Беру чашку в руку, когда раздается звонок в дверь. Вообще-то внизу у нас охрана и никого без оповещения жильцов пускать не должны. Арина говорит со мной, хотя…
– Это ты мне в дверь трезвонишь? – эта полоумная и сюрприз устроить может.
– Владик, у тебя горячка? Я к тебе из-за кофемашины ехать не стану, у нас с Ветровым планы вообще-то.
Окей, родители что ли? Или новый охранник на входе что-то напутал. И если это так, то пусть готовится искать новую работу.
Злой, как тысяча чертей пересекаю холл и распахиваю незапертую дверь. Привычка.
И зависаю. Серьезно. Настолько, что пропускаю очередной вопрос вечно говорящей сестры.
– Я перезвоню, Арина, – говорю, отмерев, но глазеть не прекращаю.
Я еще не видел ничего настолько прекрасного. Передо мной девушка. Кожа бледна, будто просвечивается, коснуться лапами своими страшно. Волосы, чуть волнистые и белоснежные, как самый чистый снег, достают ей ниже колен, глаза в обрамлении белых ресниц кажутся бесцветными, светло-светло-голубые с чуть заметными белыми вкраплениями и над ними такие же белые брови вразлет.
Неземная.
Девушка, явно привыкшая к подобным заминкам, сейчас приподнимает подбородок, но рассматривает меня в ответ. А я несколько раз мотаю головой, потому что слишком картинный образ. Но она не исчезает.
– Владислав Туманов? – звенит ручьем девичий ажурный голос. Он будто вобрал в себя все краски, которых лишена её яркая в своей блеклости внешность и кажется совершенно неподходящим ей. Уверенный. Она словно бросает мне вызов.
– Возможно.
– Меня зовут Весна Владушкина и поверь, ты в этом разговоре заинтересован не меньше.
Серьезно? Я приподнимаю бровь в издевательской усмешке, но не потешить свой интерес не могу, поэтому делаю шаг в сторону и театрально приподымаю руку в приглашающем жесте.
Она входит, чуть покачиваясь на каблуках своих голубых лодочек, а я, закрыв дверь иду за неожиданной гостьей. Возможно, она даже поможет мне проснуться?
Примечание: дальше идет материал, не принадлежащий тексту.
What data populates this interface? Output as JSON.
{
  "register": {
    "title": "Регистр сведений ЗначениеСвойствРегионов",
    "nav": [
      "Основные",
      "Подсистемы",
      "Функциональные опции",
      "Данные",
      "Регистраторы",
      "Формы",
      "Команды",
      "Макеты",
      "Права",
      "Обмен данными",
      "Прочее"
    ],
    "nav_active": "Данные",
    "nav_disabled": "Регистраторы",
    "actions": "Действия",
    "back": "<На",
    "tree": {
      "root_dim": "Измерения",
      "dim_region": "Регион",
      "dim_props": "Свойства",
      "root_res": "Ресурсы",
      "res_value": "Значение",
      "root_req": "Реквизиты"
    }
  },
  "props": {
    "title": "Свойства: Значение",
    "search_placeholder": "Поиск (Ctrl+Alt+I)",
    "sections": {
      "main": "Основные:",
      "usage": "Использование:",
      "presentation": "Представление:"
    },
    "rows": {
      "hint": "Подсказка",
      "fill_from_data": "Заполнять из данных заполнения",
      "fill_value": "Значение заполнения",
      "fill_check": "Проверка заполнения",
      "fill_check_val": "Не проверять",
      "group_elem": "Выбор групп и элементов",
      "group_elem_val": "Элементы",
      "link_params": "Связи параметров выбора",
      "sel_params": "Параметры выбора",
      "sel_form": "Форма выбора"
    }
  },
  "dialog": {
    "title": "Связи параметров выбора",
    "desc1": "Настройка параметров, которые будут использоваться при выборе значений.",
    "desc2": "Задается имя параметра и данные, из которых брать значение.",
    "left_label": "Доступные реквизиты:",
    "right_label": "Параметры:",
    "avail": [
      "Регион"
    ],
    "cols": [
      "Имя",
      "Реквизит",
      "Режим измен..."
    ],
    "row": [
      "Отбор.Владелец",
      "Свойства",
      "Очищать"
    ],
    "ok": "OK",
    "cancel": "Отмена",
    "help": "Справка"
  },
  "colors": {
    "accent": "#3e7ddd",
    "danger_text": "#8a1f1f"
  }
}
Садится за стол там, где стоит мой кофе и делает глоток, я же забавляюсь ситуацией. Она, к слову, не нервничает, не выглядит неловкой. Скорее, как и я наблюдает, оценивая и забавляясь положением дел. Только виденье ситуации у нас разное. Это же надо прийти в такую рань домой к незнакомому мужику.
– Так откуда тебе известно мое имя? Мы не были вместе. Я бы запомнил тебя, фея.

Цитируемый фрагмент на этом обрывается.